The Dead

A couple of years into our one night stand, I learned that Carolyn had a high tolerance for gore. I also learned she liked cigars (oh yes, if you're a man, I'm living your fantasy), but that's another story.  I knew I found my life partner when she went off at length on why "Hellraiser" was better than "Hellraiser II". To this day, we pull out "Army of Darkness" or  the Dark Castle remake of "House on Haunted Hill" when we need to feel the love. Mind you, it's a certain style of horror that works for us. We like horror that follows certain rules and delivers a certain moral lesson. It's alright for someone to get their head sawed off, so long as they deserved to have their head sawed off.

So it was no surprise that one of our first scenic stops in Palermo was the Capucin crypt to view the thousands of mummified bodies arrayed there. This wasn't our first crypt. In 2006 we visited the Capucin crypt in Rome beneath the church of Santa Maria della Concezione.. That one held the skeletal remains of a few thousand monks that were broken down and reassembled into a variety of instructional dioramas. The crypt in Palermo wasn't art directed in any way. It was just thousands of cadavers stacked up  for viewing.

I know these were people. I mean no disrespect. I believe that all they were as people has gone to a different place. What's left are husks and shells and bones. What we do with those bits, we do for ourselves, not for them. We keep what's left because it's all we have that we can talk to, or frame our fates with.

Still, if this was "Iron Crypt", I'd have to say that Rome won hands down. It's a quantity versus quality thing.  Palermo was all about volume. Lots of dead people dressed up. The crypt in Rome had an internal logic. It meant something to the people who put it together. The decision to leverage the parts of the people who's bodies you are responsible for, to tell a story, is not a decision taken lightly. Indeed, many of the monks interred here asked to be parted out for the diorama. It was magnificent! I kept telling people in 2006 how campy it was and that's certainly true. Sort of a Martha Stewart meets Jeffery Dahmer feel to the place. "How did she find the time to hot glue all those napkin rings together?" "How did they find the time to hot glue all those vertebrate together to make lighting fixtures?" Yes, it was campy, and ghastly. It was also deeply moving. The relatively few people in the crypt with us were as rapt as we were. Nobody took pictures. There was a genuine sense of reverence about the place. This was, in a way, public art and as such, it reached out to the people who saw it.

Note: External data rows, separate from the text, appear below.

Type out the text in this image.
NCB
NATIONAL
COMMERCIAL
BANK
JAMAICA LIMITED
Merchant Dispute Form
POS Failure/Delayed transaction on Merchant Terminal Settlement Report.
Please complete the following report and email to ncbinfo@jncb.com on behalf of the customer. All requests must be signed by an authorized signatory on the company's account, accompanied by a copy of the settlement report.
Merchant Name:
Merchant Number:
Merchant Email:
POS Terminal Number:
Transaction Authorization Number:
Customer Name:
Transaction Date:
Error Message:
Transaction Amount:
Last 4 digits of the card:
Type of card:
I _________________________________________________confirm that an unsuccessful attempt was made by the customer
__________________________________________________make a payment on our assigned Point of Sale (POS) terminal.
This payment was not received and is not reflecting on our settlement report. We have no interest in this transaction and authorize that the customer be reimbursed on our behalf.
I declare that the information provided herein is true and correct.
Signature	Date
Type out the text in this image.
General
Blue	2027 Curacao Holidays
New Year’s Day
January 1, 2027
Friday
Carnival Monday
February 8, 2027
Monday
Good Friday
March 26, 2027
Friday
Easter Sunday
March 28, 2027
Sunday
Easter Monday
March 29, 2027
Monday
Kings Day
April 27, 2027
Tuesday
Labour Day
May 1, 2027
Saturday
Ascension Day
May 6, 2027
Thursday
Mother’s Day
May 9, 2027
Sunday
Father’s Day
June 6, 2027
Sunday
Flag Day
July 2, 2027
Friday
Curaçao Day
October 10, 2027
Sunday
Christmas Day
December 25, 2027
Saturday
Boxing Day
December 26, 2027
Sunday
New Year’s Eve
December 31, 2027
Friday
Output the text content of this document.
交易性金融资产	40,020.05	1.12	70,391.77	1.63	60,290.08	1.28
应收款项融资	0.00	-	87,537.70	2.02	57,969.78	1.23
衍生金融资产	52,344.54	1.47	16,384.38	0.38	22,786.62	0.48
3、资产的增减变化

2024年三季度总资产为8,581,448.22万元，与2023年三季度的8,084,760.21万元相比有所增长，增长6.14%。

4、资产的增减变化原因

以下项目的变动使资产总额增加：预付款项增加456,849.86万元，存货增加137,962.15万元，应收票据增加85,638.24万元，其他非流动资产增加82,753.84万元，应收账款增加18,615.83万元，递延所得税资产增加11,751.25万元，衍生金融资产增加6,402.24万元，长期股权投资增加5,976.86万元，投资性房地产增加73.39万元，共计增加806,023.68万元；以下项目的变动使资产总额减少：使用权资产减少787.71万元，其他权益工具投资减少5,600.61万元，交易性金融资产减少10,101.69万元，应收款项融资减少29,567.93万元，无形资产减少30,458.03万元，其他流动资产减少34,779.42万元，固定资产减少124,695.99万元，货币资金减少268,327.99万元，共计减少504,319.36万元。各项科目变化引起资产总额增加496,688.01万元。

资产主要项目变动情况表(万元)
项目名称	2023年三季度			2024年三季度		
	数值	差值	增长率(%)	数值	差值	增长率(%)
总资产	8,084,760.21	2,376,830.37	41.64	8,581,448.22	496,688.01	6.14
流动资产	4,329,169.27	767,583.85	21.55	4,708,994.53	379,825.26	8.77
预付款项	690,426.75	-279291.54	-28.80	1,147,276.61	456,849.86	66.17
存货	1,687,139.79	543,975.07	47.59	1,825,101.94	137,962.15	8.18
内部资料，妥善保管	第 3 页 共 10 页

The crypt in Palermo just felt sad. It didn't help that it took us 4 hours to find the place; a small door with a couple of postcard racks at the end of a parking lot hidden by construction equipment. I couldn't help feeling that these mummies were merely on display for the revenue. Did anyone care for them? In Rome it didn't matter, you were part of the installation and the installation was there to tell you a story.

The tour guides make a big deal of the crypts in Palermo in that "It's not for everybody but..." kind of way. That's too bad. I think it's true. It's not for everyone, or at least maybe it shouldn't be for everyone. I couldn't imagine bus tours wandering through this, but maybe they do.